Research and Advances
Architecture and Hardware

Discovery of Knowledge Flow in Science

Recognizing and understanding knowledge flow between scientists is valuable for science. Discovering, managing, and utilizing such knowledge are advanced services of the e-science knowledge grid environment.
Posted
  1. Introduction
  2. Knowledge Flows through a Citation Network
  3. The Knowledge Flow Spiral—A Knowledge Hypercycle Model
  4. Using and Managing Knowledge Flow Networks in E-Science
  5. Knowledge Flows through Semantic Link Networks
  6. Conclusion
  7. References
  8. Author
  9. Footnotes
  10. Figures
  11. Tables

Whether we are aware of it or not, knowledge flows within human society and in the Internet-mediated interconnection environment scientists increasingly rely on for research. Knowledge flows influence the evolution of culture and language, promote international collaboration, and hasten the development of science.

Scientists have developed many approaches to the static representation of knowledge, and to extracting, discovering, learning, and reasoning about it. However, knowledge is dynamic—it goes through human brains for knowing, invention, propagation, fusion, generalization, and problem solving. Scientific articles are the major medium that carries knowledge between scientists.

The Citation Network. The citations in scientific articles are objective data used, for example, by the Institute for Scientific Information’s Journal Citation Report, for assessing scientists, scientific articles, and journals [5]. Statistics from ISI shows that top scientists are always most-cited.

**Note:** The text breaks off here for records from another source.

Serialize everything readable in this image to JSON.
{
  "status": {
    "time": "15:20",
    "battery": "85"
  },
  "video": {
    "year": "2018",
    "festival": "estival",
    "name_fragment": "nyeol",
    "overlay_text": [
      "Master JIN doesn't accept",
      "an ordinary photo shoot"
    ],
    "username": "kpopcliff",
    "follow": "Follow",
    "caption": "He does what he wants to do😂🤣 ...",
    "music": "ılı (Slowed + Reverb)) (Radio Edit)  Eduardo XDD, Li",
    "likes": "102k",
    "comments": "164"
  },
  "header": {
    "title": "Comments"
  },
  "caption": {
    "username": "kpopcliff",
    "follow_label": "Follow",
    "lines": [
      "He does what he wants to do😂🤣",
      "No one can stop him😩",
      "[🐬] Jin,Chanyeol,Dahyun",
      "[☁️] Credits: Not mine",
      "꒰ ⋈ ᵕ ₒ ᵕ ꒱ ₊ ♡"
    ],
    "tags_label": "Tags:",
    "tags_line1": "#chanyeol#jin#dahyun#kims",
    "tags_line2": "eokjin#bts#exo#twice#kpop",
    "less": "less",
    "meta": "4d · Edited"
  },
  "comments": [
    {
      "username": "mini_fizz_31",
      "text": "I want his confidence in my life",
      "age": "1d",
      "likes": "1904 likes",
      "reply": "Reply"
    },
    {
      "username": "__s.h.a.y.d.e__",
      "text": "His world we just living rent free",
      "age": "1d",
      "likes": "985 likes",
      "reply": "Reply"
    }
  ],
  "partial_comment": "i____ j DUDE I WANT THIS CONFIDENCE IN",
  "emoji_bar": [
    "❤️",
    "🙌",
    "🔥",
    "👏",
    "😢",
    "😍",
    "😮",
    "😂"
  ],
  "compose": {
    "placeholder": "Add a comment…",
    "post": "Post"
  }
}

Scientific articles’ citations follow a power-law distribution [9], which is coincidentally similar to the distribution of the hyperlinks of the Web [1, 2]. Neither the citation nor the hyperlink relationship is transitive; that is, “A cites/links to B” and “B cites/links to C” does not imply “A cites/links to C.”

Hyperlinking is arbitrary—”anything can link to anything” [3]—but citation is not. Citations among scientific documents form a time-constrained non-redundant content net with the following characteristics:

  • The content of published papers is fixed.
  • Citations between published papers are fixed.
  • Published articles cannot cite those not yet completed.
  • No two scientific papers may be completely identical.
  • Authors who cited each other share some knowledge, as do co-authors of a paper.
  • The formation of an area is the process of forming a relevant citation community and its most-cited articles, which represent the area.

Back to Top

Knowledge Flows through a Citation Network

The ideas in a scientific article inspire new ideas, which will be recorded and published as new articles after peer review. Citations between scientific articles imply a knowledge flow from the authors of the article being cited to the authors of the articles that cite it.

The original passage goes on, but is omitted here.